И тут ее, словно, стало душить что-то. Как не было спокойного сна. Заметалась она по кровати, лягнула Брунхильду, что спала рядом, а потом стала задыхаться, словно душила ее веревка. Она проснулась, села на кровати. Солнце первыми лучами уже проникло в комнату через маленькое окно. Брунхильда спала спокойно, как может спасть молодая здоровая женщина. А Агнес тряслась, словно в лихорадке. Тревога овладела девочкой. Она встала и босая, в нижней рубахе, вышла из комнаты. Ей нужно было сказать господину что-то, а что, она сама еще не знала. Постучала в дверь покоев, где спали мужчины, и дверь отворилась. Она вошла внутрь, все были на месте и Сыч, и Еган, и монах. Все они спали на полу, а вот кровать была пуста. Господина не было. Агнес залезла на кровать, посидела и тихо заплакала. Так она и сидела на кровати, надеясь, что господин вскоре придет. Но он не шел.
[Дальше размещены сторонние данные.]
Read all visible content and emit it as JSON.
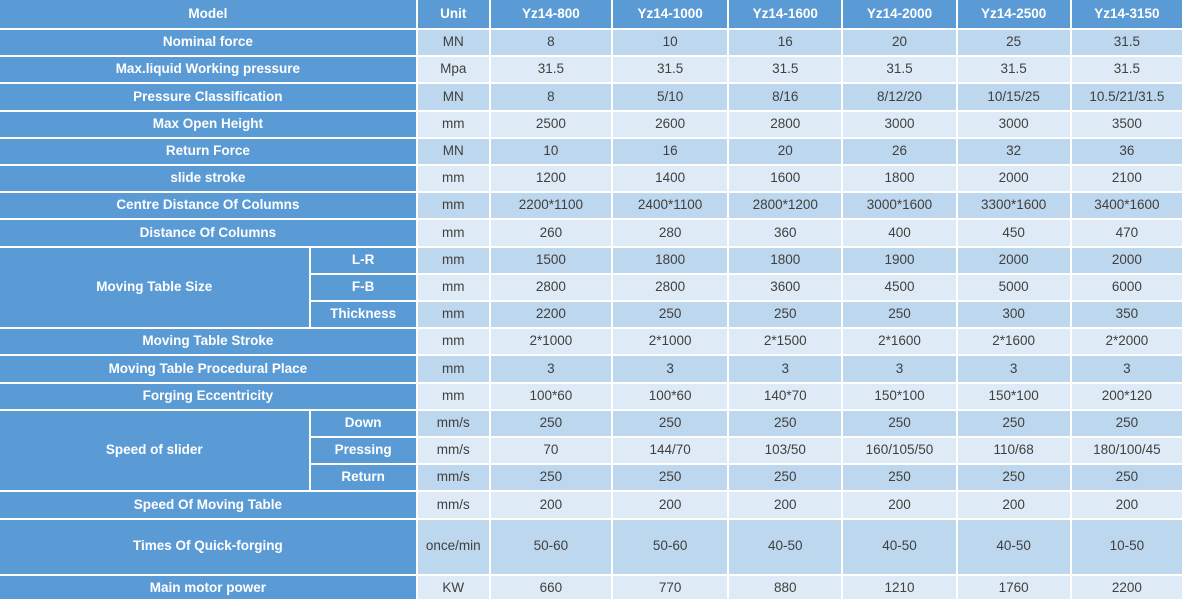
{
  "colors": {
    "accent_blue": "#5B9BD5",
    "row_alt_dark": "#BDD7EE",
    "row_alt_light": "#DEEBF7",
    "grid_border": "#FFFFFF",
    "label_text": "#FFFFFF",
    "value_text": "#404040"
  },
  "table": {
    "header": {
      "model_label": "Model",
      "unit_label": "Unit",
      "models": [
        "Yz14-800",
        "Yz14-1000",
        "Yz14-1600",
        "Yz14-2000",
        "Yz14-2500",
        "Yz14-3150"
      ]
    },
    "rows": [
      {
        "label": "Nominal force",
        "unit": "MN",
        "values": [
          "8",
          "10",
          "16",
          "20",
          "25",
          "31.5"
        ]
      },
      {
        "label": "Max.liquid Working pressure",
        "unit": "Mpa",
        "values": [
          "31.5",
          "31.5",
          "31.5",
          "31.5",
          "31.5",
          "31.5"
        ]
      },
      {
        "label": "Pressure Classification",
        "unit": "MN",
        "values": [
          "8",
          "5/10",
          "8/16",
          "8/12/20",
          "10/15/25",
          "10.5/21/31.5"
        ]
      },
      {
        "label": "Max Open Height",
        "unit": "mm",
        "values": [
          "2500",
          "2600",
          "2800",
          "3000",
          "3000",
          "3500"
        ]
      },
      {
        "label": "Return Force",
        "unit": "MN",
        "values": [
          "10",
          "16",
          "20",
          "26",
          "32",
          "36"
        ]
      },
      {
        "label": "slide stroke",
        "unit": "mm",
        "values": [
          "1200",
          "1400",
          "1600",
          "1800",
          "2000",
          "2100"
        ]
      },
      {
        "label": "Centre Distance Of Columns",
        "unit": "mm",
        "values": [
          "2200*1100",
          "2400*1100",
          "2800*1200",
          "3000*1600",
          "3300*1600",
          "3400*1600"
        ]
      },
      {
        "label": "Distance Of Columns",
        "unit": "mm",
        "values": [
          "260",
          "280",
          "360",
          "400",
          "450",
          "470"
        ]
      },
      {
        "group": "Moving Table Size",
        "group_span": 3,
        "label": "L-R",
        "unit": "mm",
        "values": [
          "1500",
          "1800",
          "1800",
          "1900",
          "2000",
          "2000"
        ]
      },
      {
        "sub": true,
        "label": "F-B",
        "unit": "mm",
        "values": [
          "2800",
          "2800",
          "3600",
          "4500",
          "5000",
          "6000"
        ]
      },
      {
        "sub": true,
        "label": "Thickness",
        "unit": "mm",
        "values": [
          "2200",
          "250",
          "250",
          "250",
          "300",
          "350"
        ]
      },
      {
        "label": "Moving Table Stroke",
        "unit": "mm",
        "values": [
          "2*1000",
          "2*1000",
          "2*1500",
          "2*1600",
          "2*1600",
          "2*2000"
        ]
      },
      {
        "label": "Moving Table Procedural Place",
        "unit": "mm",
        "values": [
          "3",
          "3",
          "3",
          "3",
          "3",
          "3"
        ]
      },
      {
        "label": "Forging Eccentricity",
        "unit": "mm",
        "values": [
          "100*60",
          "100*60",
          "140*70",
          "150*100",
          "150*100",
          "200*120"
        ]
      },
      {
        "group": "Speed of slider",
        "group_span": 3,
        "label": "Down",
        "unit": "mm/s",
        "values": [
          "250",
          "250",
          "250",
          "250",
          "250",
          "250"
        ]
      },
      {
        "sub": true,
        "label": "Pressing",
        "unit": "mm/s",
        "values": [
          "70",
          "144/70",
          "103/50",
          "160/105/50",
          "110/68",
          "180/100/45"
        ]
      },
      {
        "sub": true,
        "label": "Return",
        "unit": "mm/s",
        "values": [
          "250",
          "250",
          "250",
          "250",
          "250",
          "250"
        ]
      },
      {
        "label": "Speed Of Moving Table",
        "unit": "mm/s",
        "values": [
          "200",
          "200",
          "200",
          "200",
          "200",
          "200"
        ]
      },
      {
        "label": "Times Of Quick-forging",
        "unit": "once/min",
        "tall": true,
        "values": [
          "50-60",
          "50-60",
          "40-50",
          "40-50",
          "40-50",
          "10-50"
        ]
      },
      {
        "label": "Main motor power",
        "unit": "KW",
        "values": [
          "660",
          "770",
          "880",
          "1210",
          "1760",
          "2200"
        ]
      }
    ]
  }
}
А вскоре Еган проснулся, и сказал ей, чтоб шла мыться и одеваться, что господина не будет, и что всем нужно идти на утреннюю мессу в главный храм города, что господин уже там. Агнес пошла одеваться, надеясь, что ее сон — всего лишь сон.
Глава шестая
Все, что до сих пор для солдата было важным и значительным, стало мелким и пустым на фоне того, что происходило.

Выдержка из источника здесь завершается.